No entanto, deve-se avaliar o rio de forma holística, num contexto de bacia hidrográfica, sofrendo todos os impactos da ocupação e das atividades realizadas, tanto em seus corpos de água afluentes (rios menores que fluem para rios maiores, que por sua vez fluem para o rio Tapajós), quanto nas áreas terrestres adjacentes (matérias e substâncias dessas áreas são carregadas para os rios). Ou seja, não se pode avaliar o problema olhando apenas pontualmente para o distrito turístico de Alter do chão, mas ampliar o olhar para além das fronteiras políticas dos estados.

O que se apresenta é muito mais grave do que apenas a alteração da cor do rio, que por si só já traz impactos imediatos no turismo e na economia. Os impactos se estendem aos ecossistemas, à saúde pública e ao modo de vida de populações tradicionais. É um sinal de saturação de um sistema que é tão grandioso que apenas um grande desastre natural e/ou um somatório de atividades antrópicas impactantes, com efeitos sinérgicos, poderiam resultar em uma alteração tão drástica a ponto de ser detectada até mesmo por imagens de satélite.  Como não temos identificado nenhum desastre natural com tais proporções, vamos elucidar sobre as atividades humanas que têm causado tais impactos.

O território que influencia as águas do rio Tapajós é muito extenso e inclui áreas protegidas, como Unidades de Conservação e Terras Indígenas, e áreas não protegidas, que, carecem de fiscalização dos órgãos competentes para o cumprimento da  legislação vigente quanto ao ordenamento de seu uso ..

Apesar de existirem atividades ilegais e impactantes ocorrendo dentro das áreas ditas protegidas, é evidente e possível observar em imagens de satélite e de sobrevoos realizados que as áreas mais impactadas da bacia, que sofrem forte influência dos projetos agropecuários e demais atividades que suprimem a cobertura florestal, incluindo a mineração, estão localizadas fora essas áreas ditas protegidas. Apenas para demonstrar e não se fazer uma análise simplista concluindo que as áreas protegidas instituídas pelo governo não servem para nada, como ouvimos frequentemente.
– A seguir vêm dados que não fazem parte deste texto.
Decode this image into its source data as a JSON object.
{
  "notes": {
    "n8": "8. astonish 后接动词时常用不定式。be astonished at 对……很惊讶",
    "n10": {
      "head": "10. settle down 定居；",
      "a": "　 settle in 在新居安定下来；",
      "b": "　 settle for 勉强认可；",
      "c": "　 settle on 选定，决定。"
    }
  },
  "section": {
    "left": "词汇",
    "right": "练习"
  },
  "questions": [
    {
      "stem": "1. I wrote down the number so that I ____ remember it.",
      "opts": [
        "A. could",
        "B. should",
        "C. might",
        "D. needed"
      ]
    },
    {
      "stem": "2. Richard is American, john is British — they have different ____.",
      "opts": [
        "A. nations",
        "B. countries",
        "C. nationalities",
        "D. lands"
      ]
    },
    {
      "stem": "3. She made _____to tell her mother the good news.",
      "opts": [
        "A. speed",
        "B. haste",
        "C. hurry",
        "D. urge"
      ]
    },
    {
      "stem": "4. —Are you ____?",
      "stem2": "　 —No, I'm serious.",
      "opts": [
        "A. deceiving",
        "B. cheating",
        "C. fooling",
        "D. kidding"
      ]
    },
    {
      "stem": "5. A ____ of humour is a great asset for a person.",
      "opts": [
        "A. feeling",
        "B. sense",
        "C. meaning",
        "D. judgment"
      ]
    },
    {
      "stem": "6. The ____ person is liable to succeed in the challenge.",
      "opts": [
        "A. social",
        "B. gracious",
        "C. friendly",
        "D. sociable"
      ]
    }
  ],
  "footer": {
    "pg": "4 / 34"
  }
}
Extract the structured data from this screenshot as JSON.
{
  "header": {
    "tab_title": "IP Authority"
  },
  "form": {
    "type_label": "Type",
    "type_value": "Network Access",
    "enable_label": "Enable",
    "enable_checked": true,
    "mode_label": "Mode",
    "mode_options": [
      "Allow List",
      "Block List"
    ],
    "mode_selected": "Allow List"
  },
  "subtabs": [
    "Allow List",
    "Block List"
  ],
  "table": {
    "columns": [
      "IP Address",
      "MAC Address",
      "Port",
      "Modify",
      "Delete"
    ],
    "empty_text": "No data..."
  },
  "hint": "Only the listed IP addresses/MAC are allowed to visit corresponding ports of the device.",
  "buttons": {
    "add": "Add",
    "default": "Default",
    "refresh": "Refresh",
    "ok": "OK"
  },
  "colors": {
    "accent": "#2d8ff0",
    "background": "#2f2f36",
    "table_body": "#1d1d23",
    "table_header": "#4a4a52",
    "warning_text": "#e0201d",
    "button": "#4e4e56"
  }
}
O rio Tapajós é formado pela confluência do rio Teles Pires com o rio Juruena, em Barra de São Manuel, na fronteira entre Pará e Mato Grosso, e percorre uma extensão de aproximadamente 800 km até desaguar no Amazonas. Devido sua extensão, o rio Tapajós e suas adjacências são frequentemente divididos em três trechos principais, a saber:

  • Baixo Rio Tapajós – entre a foz do rio Tapajós em Santarém e a sede de Aveiro;
  • Médio Rio Tapajós - entre a sede de Aveiro e São Luiz do Tapajós;
  • Alto Rio Tapajós - entre São Luiz do Tapajós e a junção dos Rios Juruena e Telespires, formadores do Rio Tapajós, na divisa de Estados Pará e Mato Grosso.

Por localizar-se a jusante, antes de desaguar no Amazonas, o baixo rio Tapajós, onde localiza-se Alter do Chão e Santarém, acumula diversos impactos e influências gerados a montante (rio acima).

Cabe ressaltar que a maior parte da água que forma o rio Tapajós é proveniente dos seus principais rios formadores, Juruena e Teles Pires, localizados fora do estado do Pará e que sofrem também perturbações relacionadas à mineração e às atividades agropecuárias. Outros afluentes como Jamanxim, Rato e Crepori tem importante contribuição em relação ao aporte de sedimentos ao rio Tapajós, nos quais as atividades de mineração são intensas. Aqui já se começa a ter uma ideia da importância de tratar o tema numa arena mais abrangente.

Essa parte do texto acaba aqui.